Verifying your output on another system requires another system, the cost of whi...

simias · on May 30, 2017

Yeah I see where you're coming from, I guess I have a different perspective because I never really considered using consumer-grade hardware for "pro" server use. But I suppose it makes sense if you don't want to pay the premium for a Xeon type build. I wouldn't be comfortable hosting a critical production database on non-ECC RAM for instance.

Going on a tangent this discussion made me wonder if ECC memory was common on GPUs (after all, with GPGPU becoming more and more mainstream what good is it having ECC system RAM if your VRAM isn't?)

Unsurprisingly it turns out that consumer-grade GPUs don't have ECC. However I stumbled upon this 2014 paper: "An investigation of the effects of hard and soft errors on graphics processing unit-accelerated molecular dynamics simulations"[0].

Now obviously it's a rather specific use case but I thought their conclusions were interesting:

>The size of the system that may be simulated by GPU-accelerated AMBER is limited by the amount of available GPU memory. As such, enabling ECC reduces the size of systems that may be simulated by approximately 10%. Enabling ECC also reduces simulation speed, resulting in greater opportunity for other sources of error such as disk failures in large filesystems, power glitches, and unexplained node failures to occur during the timeframe of a calculation.

>Finally, ECC events in RAM are exceedingly rare, requiring over 1000 testing hours to observe [7, 8]. The GPU-corrected error rate has not been successfully quantified by any study—previous attempts conducted over 10,000 h of testing without seeing a single ECC error event.
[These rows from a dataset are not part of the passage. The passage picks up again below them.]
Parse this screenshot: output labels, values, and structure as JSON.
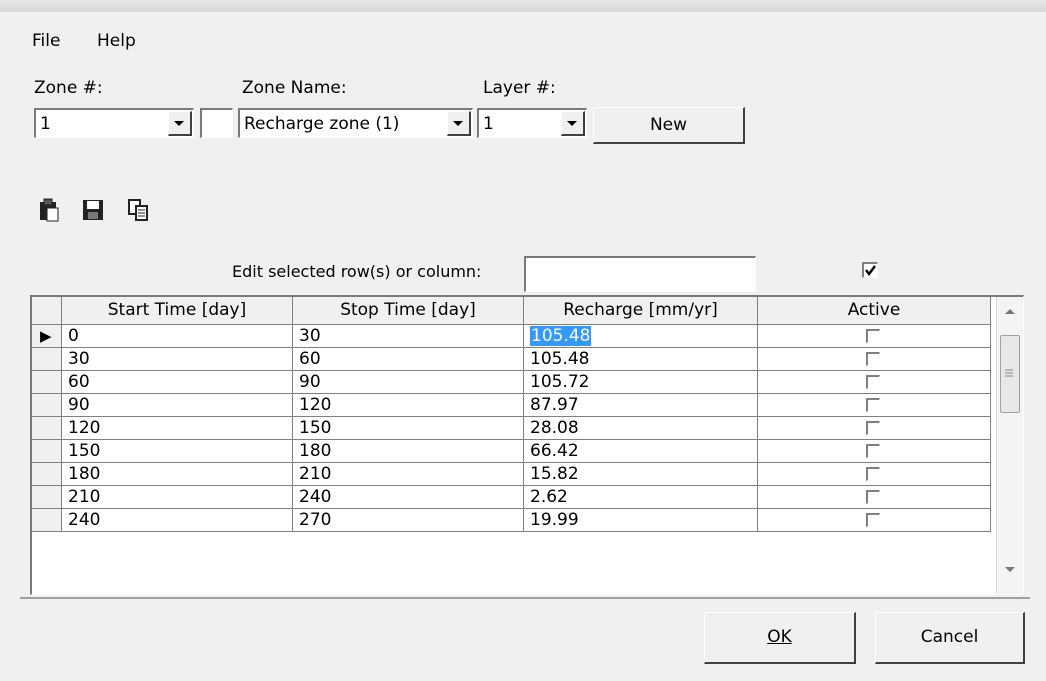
{
  "menu": {
    "file": "File",
    "help": "Help"
  },
  "zone": {
    "label": "Zone #:",
    "value": "1"
  },
  "zone_name": {
    "label": "Zone Name:",
    "value": "Recharge zone (1)"
  },
  "layer": {
    "label": "Layer #:",
    "value": "1"
  },
  "new_button": "New",
  "toolbar": {
    "icons": [
      "paste-icon",
      "save-icon",
      "copy-icon"
    ]
  },
  "edit": {
    "label": "Edit selected row(s) or column:",
    "value": "",
    "checkbox_checked": true
  },
  "table": {
    "columns": [
      "Start Time [day]",
      "Stop Time [day]",
      "Recharge [mm/yr]",
      "Active"
    ],
    "rows": [
      {
        "start": "0",
        "stop": "30",
        "recharge": "105.48",
        "active": false
      },
      {
        "start": "30",
        "stop": "60",
        "recharge": "105.48",
        "active": false
      },
      {
        "start": "60",
        "stop": "90",
        "recharge": "105.72",
        "active": false
      },
      {
        "start": "90",
        "stop": "120",
        "recharge": "87.97",
        "active": false
      },
      {
        "start": "120",
        "stop": "150",
        "recharge": "28.08",
        "active": false
      },
      {
        "start": "150",
        "stop": "180",
        "recharge": "66.42",
        "active": false
      },
      {
        "start": "180",
        "stop": "210",
        "recharge": "15.82",
        "active": false
      },
      {
        "start": "210",
        "stop": "240",
        "recharge": "2.62",
        "active": false
      },
      {
        "start": "240",
        "stop": "270",
        "recharge": "19.99",
        "active": false
      }
    ],
    "current_row_marker": "▶"
  },
  "buttons": {
    "ok": "OK",
    "cancel": "Cancel"
  }
}
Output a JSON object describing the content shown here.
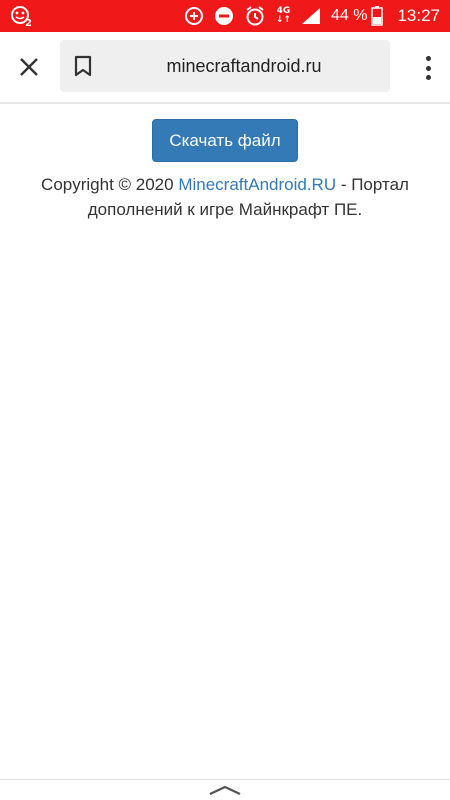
{
  "status_bar": {
    "battery_percent": "44 %",
    "time": "13:27",
    "network_type": "4G",
    "background_color": "#f01818",
    "icons": [
      "notification-badge-icon",
      "data-saver-icon",
      "do-not-disturb-icon",
      "alarm-icon",
      "network-4g-icon",
      "signal-icon",
      "battery-icon"
    ]
  },
  "toolbar": {
    "url": "minecraftandroid.ru",
    "icons": [
      "close-icon",
      "bookmark-icon",
      "more-vert-icon"
    ]
  },
  "main": {
    "download_button_label": "Скачать файл",
    "download_button_color": "#337ab7",
    "footer": {
      "prefix": "Copyright © 2020 ",
      "link_text": "MinecraftAndroid.RU",
      "suffix": " - Портал дополнений к игре Майнкрафт ПЕ."
    }
  },
  "bottom_bar": {
    "icon": "chevron-up-icon"
  }
}
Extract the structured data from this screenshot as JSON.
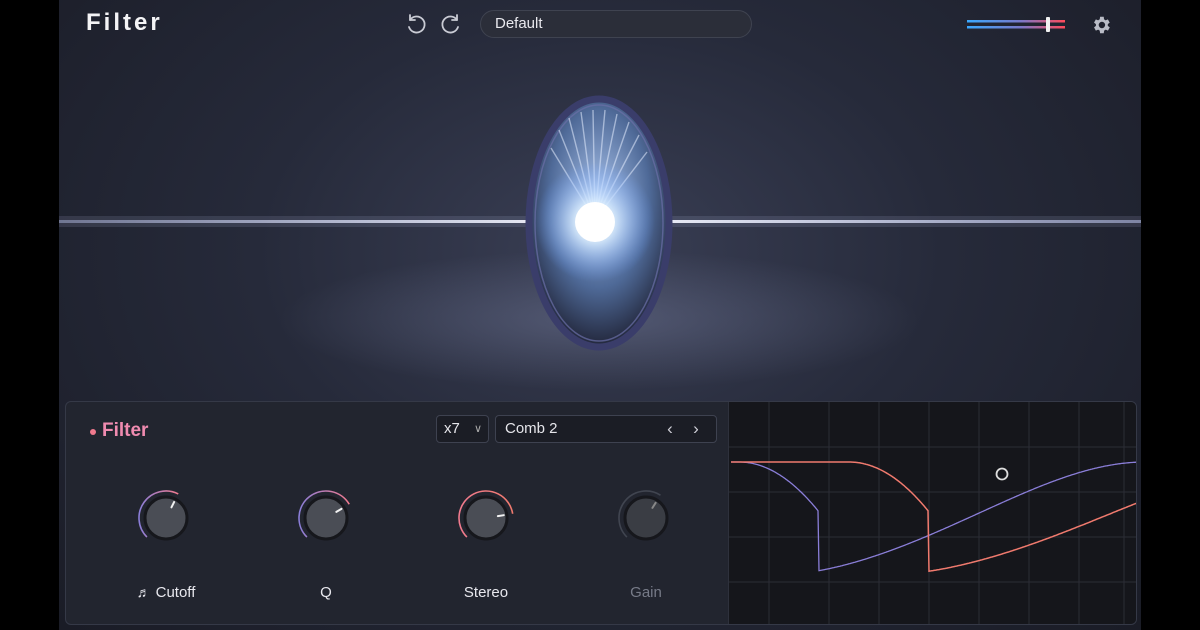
{
  "header": {
    "title": "Filter",
    "preset": "Default",
    "icons": [
      "undo-icon",
      "redo-icon",
      "io-meter",
      "gear-icon"
    ]
  },
  "module": {
    "name": "Filter",
    "voices": "x7",
    "mode": "Comb 2",
    "prev_glyph": "‹",
    "next_glyph": "›",
    "knobs": [
      {
        "label": "Cutoff",
        "icon": "music-note-icon",
        "value": 0.6
      },
      {
        "label": "Q",
        "value": 0.72
      },
      {
        "label": "Stereo",
        "value": 0.8
      },
      {
        "label": "Gain",
        "value": 0.62,
        "disabled": true
      }
    ]
  },
  "colors": {
    "accent_pink": "#f08bb0",
    "accent_red": "#f07a6e",
    "accent_purple": "#8a7ed8",
    "meter_blue": "#3aa8ff",
    "meter_red": "#ff4a5a"
  }
}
Testing of GPUs for any form of soft error found that the error rate was primarily determined by the memory controller in the GPU and that the newer cards based on the GT200 chipset had a mean error rate of zero. However, the baseline value for the rate of ECC events in GPUs is unknown.

[0]http://www.rosswalker.co.uk/papers/2014_03_ECC_AMBER_Paper_1...

AlphaSite · on May 30, 2017

HBM GPUs all have ECC by default.